Сидим рука к руке, покорно опустили головы.
– Эх, хлопцы, хлопцы, – с мучительным беспокойством затосковала мама. – Растёте, как из воды идёте. Выдули, хочь небушко подпирай… А слухаться, почитать перестали. Почему?.. Я вся на ваших видах. Рази я кого обошла? В вас же я вся… Все лета, всё здоровья, мои все жилоньки – в вас… Батько шёл на фронт… с фронта… Дядько Анис живэ за стенкой, на одном с нами крыльце, не дасть сбрехать, вместе воевали-были до остатней минуты… В кажинном в письме с фронта батько всё наказывал: «Ты ж гляди, Полька, за ребятами. Чтоб не хуже как у людей… Чтоб не уркаганами росли». Его б слова да Богу в уши… Я боялась, зараз щэ бильшь боюсь – такими станете. А поделать ничего не поделаю. Здоровья не то, года не те. Никогда не била, теперюшки и не смогу. Поперёк лавки поздно класть. Не уместишь… Ещё сдачи дасте… Ни в чём не буду вас потужать… Делайте, как знаете… Как же не докумекаете?.. Не себе ж бьюсь как рыба об лёд. Не себе ж надрываюсь. Ва-ам!.. Хочу, шоб в люди выбежали. Шоб не стыдно про вас в народе послухать… А… Для кого вы живёте?.. Для себя живёте. Хорошо сделаете – вам, плохо – тоже вам. Не отыму. Что сеешь, то и жнёшь…

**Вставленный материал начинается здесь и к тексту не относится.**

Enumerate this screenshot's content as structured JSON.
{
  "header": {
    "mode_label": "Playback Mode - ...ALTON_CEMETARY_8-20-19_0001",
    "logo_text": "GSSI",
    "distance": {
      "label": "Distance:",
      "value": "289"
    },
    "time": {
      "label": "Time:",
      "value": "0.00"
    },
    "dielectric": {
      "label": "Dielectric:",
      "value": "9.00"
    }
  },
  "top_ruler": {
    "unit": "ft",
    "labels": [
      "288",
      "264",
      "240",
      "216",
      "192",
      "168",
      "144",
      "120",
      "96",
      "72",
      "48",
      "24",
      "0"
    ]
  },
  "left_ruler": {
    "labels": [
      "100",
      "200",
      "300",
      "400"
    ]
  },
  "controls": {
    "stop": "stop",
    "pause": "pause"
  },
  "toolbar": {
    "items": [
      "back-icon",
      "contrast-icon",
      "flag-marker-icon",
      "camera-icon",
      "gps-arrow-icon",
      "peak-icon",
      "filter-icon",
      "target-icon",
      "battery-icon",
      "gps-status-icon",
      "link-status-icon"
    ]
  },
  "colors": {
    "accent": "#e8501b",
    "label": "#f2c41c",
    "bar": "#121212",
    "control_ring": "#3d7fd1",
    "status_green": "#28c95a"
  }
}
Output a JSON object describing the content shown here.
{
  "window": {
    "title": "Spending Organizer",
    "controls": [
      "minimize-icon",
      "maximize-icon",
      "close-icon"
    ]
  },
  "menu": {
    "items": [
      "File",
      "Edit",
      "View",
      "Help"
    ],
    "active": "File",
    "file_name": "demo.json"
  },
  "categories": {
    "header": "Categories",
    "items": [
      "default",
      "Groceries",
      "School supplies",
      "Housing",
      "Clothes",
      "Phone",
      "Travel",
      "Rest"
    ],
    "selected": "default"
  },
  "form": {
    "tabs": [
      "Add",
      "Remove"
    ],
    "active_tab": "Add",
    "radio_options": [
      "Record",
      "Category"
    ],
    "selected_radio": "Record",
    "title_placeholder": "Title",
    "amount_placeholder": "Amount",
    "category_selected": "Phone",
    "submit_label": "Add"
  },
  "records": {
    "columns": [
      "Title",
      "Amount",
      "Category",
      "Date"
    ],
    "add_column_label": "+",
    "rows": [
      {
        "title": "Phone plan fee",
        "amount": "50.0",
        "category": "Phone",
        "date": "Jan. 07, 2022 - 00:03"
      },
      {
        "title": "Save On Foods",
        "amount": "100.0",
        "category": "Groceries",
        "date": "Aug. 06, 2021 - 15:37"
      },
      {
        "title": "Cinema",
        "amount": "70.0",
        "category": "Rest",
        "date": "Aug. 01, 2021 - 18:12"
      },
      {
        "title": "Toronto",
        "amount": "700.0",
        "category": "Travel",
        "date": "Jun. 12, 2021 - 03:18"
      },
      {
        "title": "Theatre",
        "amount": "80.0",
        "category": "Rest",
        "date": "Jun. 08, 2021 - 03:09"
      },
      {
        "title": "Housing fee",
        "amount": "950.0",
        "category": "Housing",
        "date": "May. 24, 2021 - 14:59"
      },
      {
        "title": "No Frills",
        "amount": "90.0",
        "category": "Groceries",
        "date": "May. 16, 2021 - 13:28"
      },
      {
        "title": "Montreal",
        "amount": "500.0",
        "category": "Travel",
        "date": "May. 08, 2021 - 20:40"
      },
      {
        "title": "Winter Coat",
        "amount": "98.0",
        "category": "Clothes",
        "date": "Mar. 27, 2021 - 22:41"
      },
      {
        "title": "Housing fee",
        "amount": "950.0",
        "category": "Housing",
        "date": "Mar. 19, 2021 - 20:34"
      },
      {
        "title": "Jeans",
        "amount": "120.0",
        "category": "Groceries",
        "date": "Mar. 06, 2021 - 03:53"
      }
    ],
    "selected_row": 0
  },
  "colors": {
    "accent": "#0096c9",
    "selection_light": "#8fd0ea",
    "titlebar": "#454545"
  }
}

«А хреновенький урожайка, раз что посеял, то и сгрёб», – скучно набежало мне где-то уже вроде слышанное.
– Как постелешься, так и выспишься, кажуть у нас в Собацком. Хотите – слухайте. Не хотите – как хотите. Тилько я большь ничего не скажу.
Мы не поднимали голов.
Я отрешённо пялился на свои руки, лежали на коленях кверху ладонями. Ладони сплюснутые, непослушные, будто вовсе и не мои. Со вчерашнего это сева. Всегда вот так. Денёк покатаешься на лопате, повламываешь ли топоришком, чайным секатором, тохой[10] – это такая тяжёлая мотыга, как мы говорим, с декольте, с окошком в кулак над лезвием, – денёк плотно попотеешь, чернильным вечером вчера бредёшь домой, хочешь разжать, распрямить пальцы – нет, не выходит. Не слушаются. И сразу не поймёшь отчего. Уже ж вроде не сеешь ту кукурузу… А чувство такое, будто тоха и сейчас всё в руках, и ты всё сеешь ту кукурузу, сеешь, сеешь, сеешь, боишься выпустить тоху из рук: не чесанула бы по ногам. Вроде не ты, а она тобой правит, и ты при ней умученный служка.